De l'autre côté, les livres pour enfants allemands ne sont pas en reste, qui insistent sur le génie germanique. Ainsi le petit Willi : après avoir défait les Français et les Anglais, épaulé par son « frère » austro-hongrois face aux cruels Balkaniques, il massacre en masse des Russes, misérables moujiks qui ne méritent même pas d'être sauvés de la noyade... comme un Français. Après une blessure au combat, Willi repart dans son U-boot (sous-marin) ou son Zeppelin (dirigeable), deux spécialités allemandes. Bref les deux « copains » volent de victoire en victoire, alors que sont évoqués le drame du Lusitania en 1915 [note]Paquebot britannique, le Lusitania fut torpillé par un sous-marin allemand, près des côtes irlandaises, le 7 mai et les premiers bombardements aériens de villes situées loin du front, préfigurant la Seconde Guerre mondiale...

Dramatique raccourci menant de la fiction littéraire et graphique jusqu'à la réalité historique et humaine, certains enfants s'engageront volontairement en falsifiant leur état-civil et leur geste sera volontiers mis en avant par la presse.
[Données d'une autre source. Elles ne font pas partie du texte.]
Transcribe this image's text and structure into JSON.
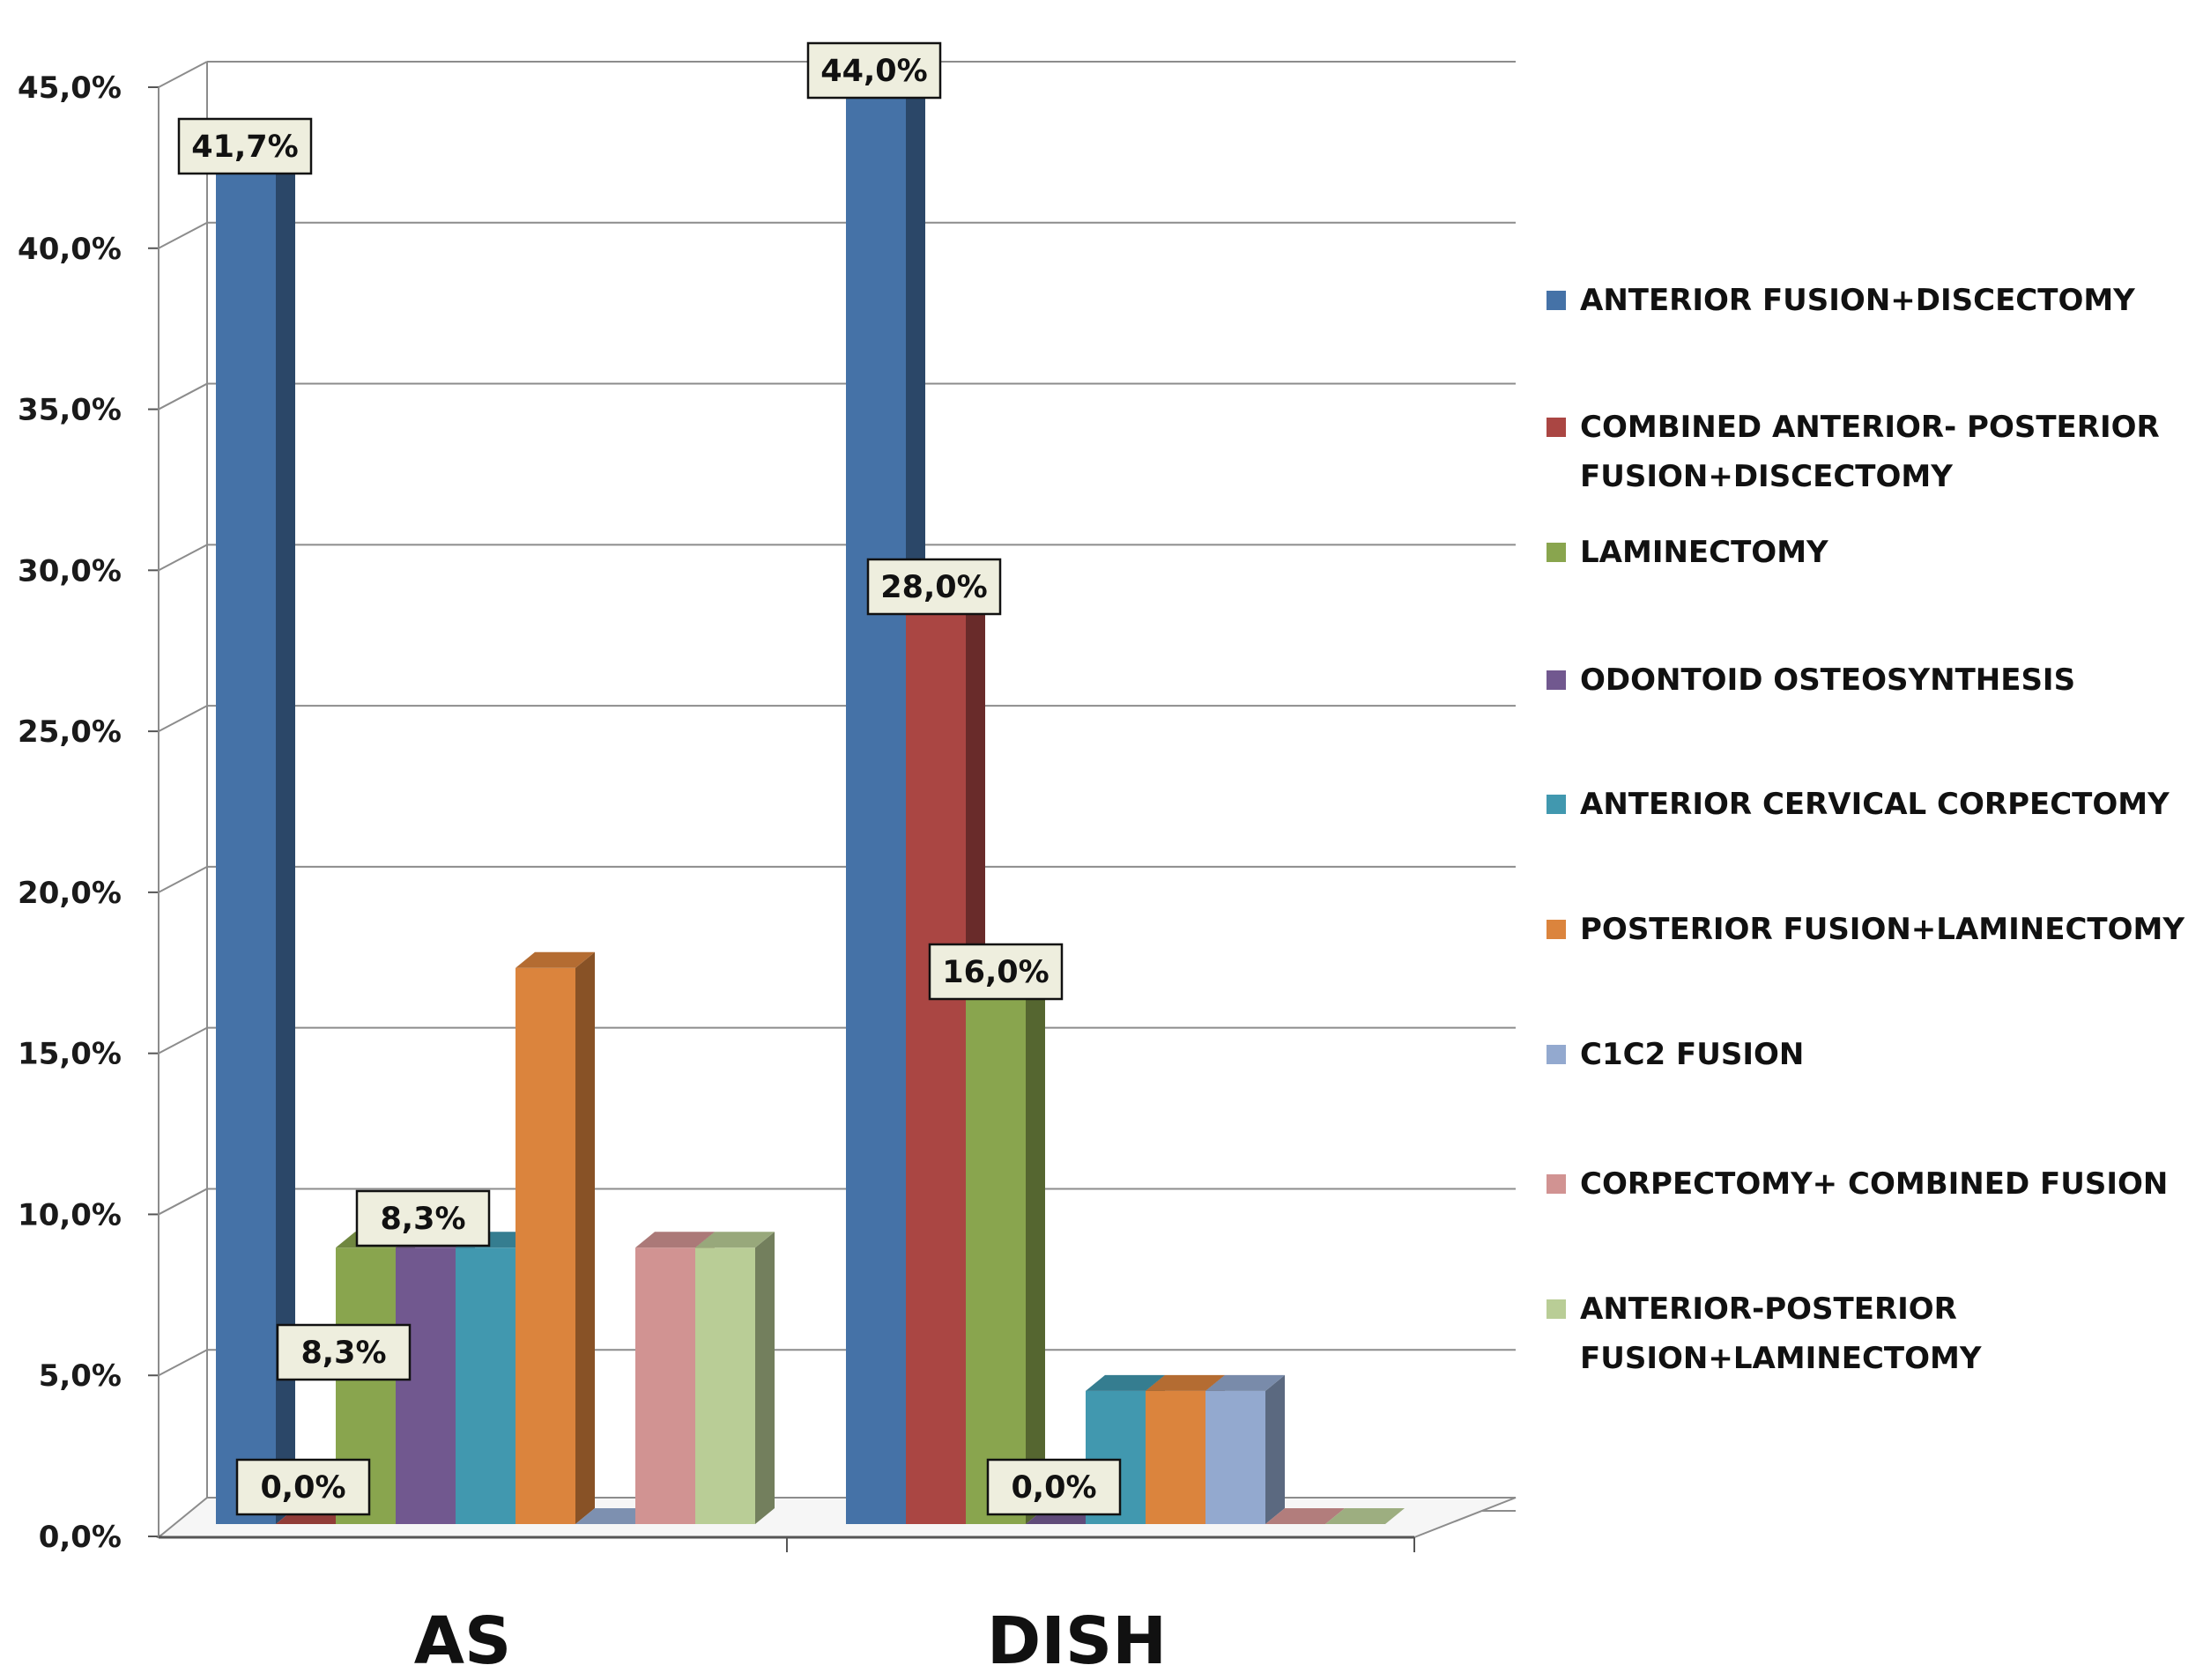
{
  "chart_data": {
    "type": "bar",
    "categories": [
      "AS",
      "DISH"
    ],
    "ylim": [
      0,
      45
    ],
    "yticks": [
      "0,0%",
      "5,0%",
      "10,0%",
      "15,0%",
      "20,0%",
      "25,0%",
      "30,0%",
      "35,0%",
      "40,0%",
      "45,0%"
    ],
    "grid": true,
    "legend_position": "right",
    "series": [
      {
        "name": "ANTERIOR FUSION+DISCECTOMY",
        "name_lines": [
          "ANTERIOR FUSION+DISCECTOMY"
        ],
        "color": "#4572A7",
        "values": [
          41.7,
          44.0
        ]
      },
      {
        "name": "COMBINED ANTERIOR- POSTERIOR FUSION+DISCECTOMY",
        "name_lines": [
          "COMBINED ANTERIOR- POSTERIOR",
          "FUSION+DISCECTOMY"
        ],
        "color": "#AA4643",
        "values": [
          0.0,
          28.0
        ]
      },
      {
        "name": "LAMINECTOMY",
        "name_lines": [
          "LAMINECTOMY"
        ],
        "color": "#89A54E",
        "values": [
          8.3,
          16.0
        ]
      },
      {
        "name": "ODONTOID OSTEOSYNTHESIS",
        "name_lines": [
          "ODONTOID OSTEOSYNTHESIS"
        ],
        "color": "#71588F",
        "values": [
          8.3,
          0.0
        ]
      },
      {
        "name": "ANTERIOR CERVICAL CORPECTOMY",
        "name_lines": [
          "ANTERIOR CERVICAL CORPECTOMY"
        ],
        "color": "#4198AF",
        "values": [
          8.3,
          4.0
        ]
      },
      {
        "name": "POSTERIOR FUSION+LAMINECTOMY",
        "name_lines": [
          "POSTERIOR FUSION+LAMINECTOMY"
        ],
        "color": "#DB843D",
        "values": [
          16.7,
          4.0
        ]
      },
      {
        "name": "C1C2 FUSION",
        "name_lines": [
          "C1C2 FUSION"
        ],
        "color": "#93A9CF",
        "values": [
          0.0,
          4.0
        ]
      },
      {
        "name": "CORPECTOMY+ COMBINED FUSION",
        "name_lines": [
          "CORPECTOMY+ COMBINED FUSION"
        ],
        "color": "#D19392",
        "values": [
          8.3,
          0.0
        ]
      },
      {
        "name": "ANTERIOR-POSTERIOR FUSION+LAMINECTOMY",
        "name_lines": [
          "ANTERIOR-POSTERIOR",
          "FUSION+LAMINECTOMY"
        ],
        "color": "#B9CD96",
        "values": [
          8.3,
          0.0
        ]
      }
    ],
    "data_labels": [
      {
        "category": 0,
        "series": 0,
        "text": "41,7%"
      },
      {
        "category": 0,
        "series": 1,
        "text": "0,0%"
      },
      {
        "category": 0,
        "series": 2,
        "text": "8,3%"
      },
      {
        "category": 0,
        "series": 3,
        "text": "8,3%"
      },
      {
        "category": 1,
        "series": 0,
        "text": "44,0%"
      },
      {
        "category": 1,
        "series": 1,
        "text": "28,0%"
      },
      {
        "category": 1,
        "series": 2,
        "text": "16,0%"
      },
      {
        "category": 1,
        "series": 3,
        "text": "0,0%"
      }
    ]
  }
}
Des gamins de 15 ans se retrouveront au front, et devront attendre leurs 17 ans pour contracter un engagement régulier. Des classes entières de jeunes adultes sortant à peine de l'adolescence, partiront ensemble, emportées par la vague nationaliste du début de la guerre, quel que soit leur pays...

Dans l'Annuaire des élèves du collège et du lycée de Roanne, on peut voir les portraits de deux frères, Jean James, engagé à 18 ans et mort quelques mois plus tard, en 1916, et Stéphane James, mobilisé à 19 ans et tué en 1917 à 21 ans. En Allemagne, ce sont des divisions entières constituées d'étudiants, qui seront jetées dans la bataille, sans véritable formation. En Angleterre, il s'agira de bataillons de « pals », littéralement « potes », issus des quartiers des grandes villes, qui sont constitués et partiront se faire massacrer sur la Somme. Car là, la littérature a cédé le pas à la réalité.